Pre-Birth Parentage Orders
Oregon courts grant pre-birth parentage orders under the following circumstances:
Unmarried heterosexual couples using an egg or sperm donor.
Unmarried heterosexual couples using their own eggs and sperm.
Same-sex couples using an egg or a sperm donor.
Single parent using their own egg or sperm.
Married heterosexual couples using an egg or sperm donor.
Married heterosexual couples using their own egg and sperm.
Essentially, if one of the parents seeking a surrogate is genetically related to the baby, they will be granted pre-birth parentage rights.
If the future parent or parents are not genetically related to the child, most courts will most likely grant them pre-birth parentage rights, though this cannot be absolutely guaranteed, as it varies by court. Should a court decide not to grant the order, future parents still have options.
Surrogacy Through Future Parent Options, When No Parties Currently Reside in Oregon
Should none of the parties involved in the surrogacy process reside in Oregon, a pre-birth order is still possible. The gestational carrier must plan on delivering the baby in Oregon, and the order will not take effect until the baby is born.
Oregon’s Vital Records will most likely honor a pre-birth parentage order from another state. After the child is born, the court-certified copy of the judgment must be provided.
A hearing is not required to obtain a pre-birth order. The documents are filed with the court electronically. The parties involved do not need to make an appearance in court. There is no specific venue requirements for parentage orders. For adoption, however, the venue must be in the county in Oregon with which the baby has a significant connection.
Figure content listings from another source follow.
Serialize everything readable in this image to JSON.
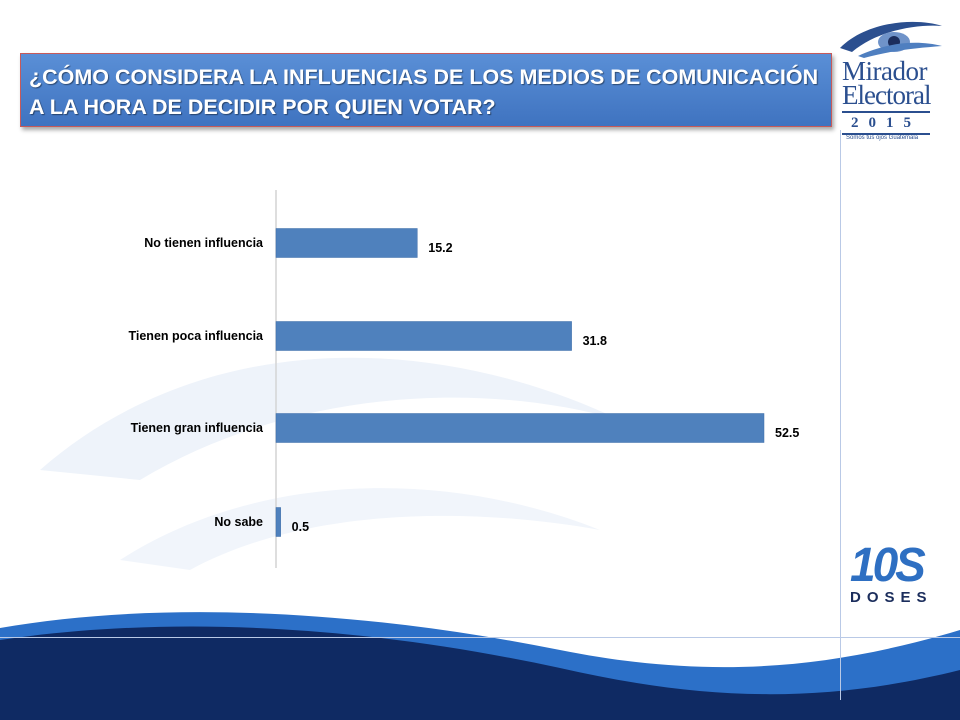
{
  "title": "¿CÓMO CONSIDERA LA INFLUENCIAS DE LOS MEDIOS DE COMUNICACIÓN A LA HORA DE DECIDIR POR QUIEN VOTAR?",
  "logo_top": {
    "line1": "Mirador",
    "line2": "Electoral",
    "year": "2015",
    "tagline": "Somos tus ojos Guatemala"
  },
  "logo_bottom": {
    "number": "10S",
    "word": "DOSES"
  },
  "colors": {
    "bar": "#4f81bd",
    "title_bg": "#4a7fcb",
    "navy": "#0f2a63",
    "accent_blue": "#2d73cf"
  },
  "chart_data": {
    "type": "bar",
    "orientation": "horizontal",
    "categories": [
      "No tienen influencia",
      "Tienen poca influencia",
      "Tienen gran influencia",
      "No sabe"
    ],
    "values": [
      15.2,
      31.8,
      52.5,
      0.5
    ],
    "value_labels": [
      "15.2",
      "31.8",
      "52.5",
      "0.5"
    ],
    "title": "",
    "xlabel": "",
    "ylabel": "",
    "xlim": [
      0,
      52.5
    ],
    "grid": false,
    "legend": "none"
  }
}
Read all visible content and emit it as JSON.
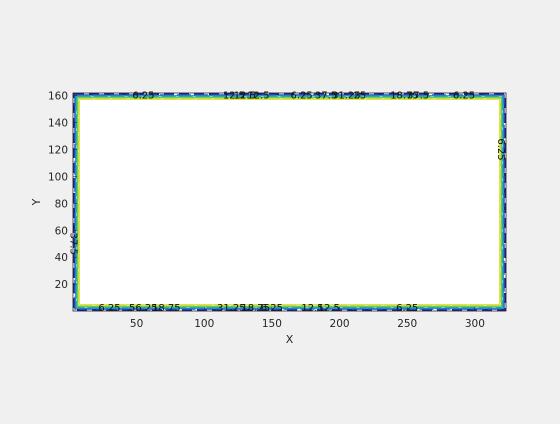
{
  "chart_data": {
    "type": "contour",
    "xlabel": "X",
    "ylabel": "Y",
    "xlim": [
      3,
      323
    ],
    "ylim": [
      0,
      162
    ],
    "x_ticks": [
      50,
      100,
      150,
      200,
      250,
      300
    ],
    "y_ticks": [
      20,
      40,
      60,
      80,
      100,
      120,
      140,
      160
    ],
    "grid": false,
    "legend": "none",
    "colormap": [
      "#1f1f8f",
      "#2b4fd0",
      "#1e90b8",
      "#21b39a",
      "#5cc86a",
      "#b8d84a",
      "#e6e23c"
    ],
    "contour_labels": [
      {
        "text": "6.25",
        "x": 55,
        "y": 161
      },
      {
        "text": "12.5",
        "x": 122,
        "y": 161
      },
      {
        "text": "12.5",
        "x": 130,
        "y": 161
      },
      {
        "text": "12.5",
        "x": 140,
        "y": 161
      },
      {
        "text": "6.25",
        "x": 172,
        "y": 161
      },
      {
        "text": "37.5",
        "x": 190,
        "y": 161
      },
      {
        "text": "31.25",
        "x": 205,
        "y": 161
      },
      {
        "text": "25",
        "x": 215,
        "y": 161
      },
      {
        "text": "18.75",
        "x": 248,
        "y": 161
      },
      {
        "text": "37.5",
        "x": 258,
        "y": 161
      },
      {
        "text": "6.25",
        "x": 292,
        "y": 161
      },
      {
        "text": "6.25",
        "x": 30,
        "y": 3
      },
      {
        "text": "56.25",
        "x": 55,
        "y": 3
      },
      {
        "text": "18.75",
        "x": 72,
        "y": 3
      },
      {
        "text": "31.25",
        "x": 120,
        "y": 3
      },
      {
        "text": "18.75",
        "x": 138,
        "y": 3
      },
      {
        "text": "6.25",
        "x": 150,
        "y": 3
      },
      {
        "text": "12.5",
        "x": 180,
        "y": 3
      },
      {
        "text": "12.5",
        "x": 192,
        "y": 3
      },
      {
        "text": "6.25",
        "x": 250,
        "y": 3
      },
      {
        "text": "37.5",
        "x": 4,
        "y": 50
      },
      {
        "text": "6.25",
        "x": 320,
        "y": 120
      }
    ]
  }
}
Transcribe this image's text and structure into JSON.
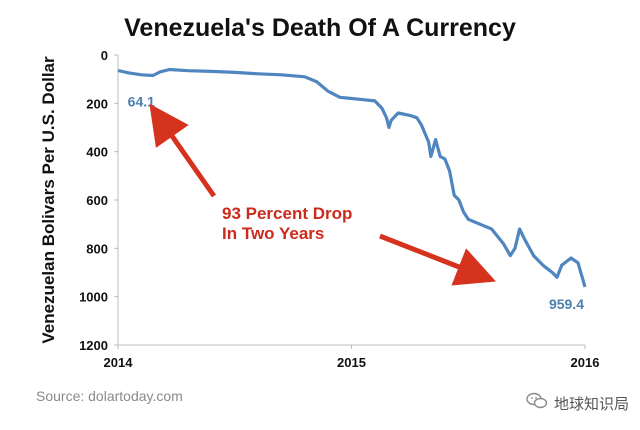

Oregon’s Birth Certificate Process
When a baby is born through a surrogacy program, the hospital files a birth certificate with the office of vital records. The birth certificate will include the name of the surrogate, but Oregon law allows this to be changed with ease. Intended parents can remove her name and add their own, regardless of gender. If both intended parents are the same sex, it does not hinder this process in the least.
International same-sex male couples can obtain a birth certificate naming the biological father as the only parent, with no mention of the gestational carrier.
In all cases, Oregon’s Vital Records will honor a second parent adoption order from another state. This will allow a second intended parent to be added to the birth certificate. Non-biological parents in same-sex marriages or partnerships may obtain a second parent adoption, as long as the surrogate mother has resided in Oregon for a minimum of six months at the time the petition is filed.
Parents going through a surrogacy program are often eager to obtain the birth certificate after the baby has been born. For an additional $30, Oregon’s Vital Records will expedite the process, getting the birth certificate to the intended parents within 3 business days, provided Vital Records has all required documents and fees.
Egg and Sperm Donation
Effective January 1, 2018, ORS 109.239 absolves sperm, egg, and embryo donors of any rights or obligations to any resulting child. However, the statute only applies to heterosexual couples and same-sex married couples in which one of the women gives birth. It does not apply to single parents or same-sex married men. This is why it is recommended that future parents in this situation hire an experienced surrogacy lawyer, who can work through these issues for them.
Oregon is the leading state for gestational and traditional surrogacy, and it’s not hard to see why. International future parents often seek surrogacy through surrogate programs in the United States for a multitude of reasons, including but not limited to granting their child US citizenship, and healthy, happy surrogates that carry future children for selfless and moral reasons. However, surrogacy laws vary between each state, and there is no denying that surrogacy law in Oregon is the most attractive option. No matter a person or couple’s’ circumstances, Oregon surrogacy laws are in place to benefit everyone involved, regardless of race, religion, sexual orientation or age.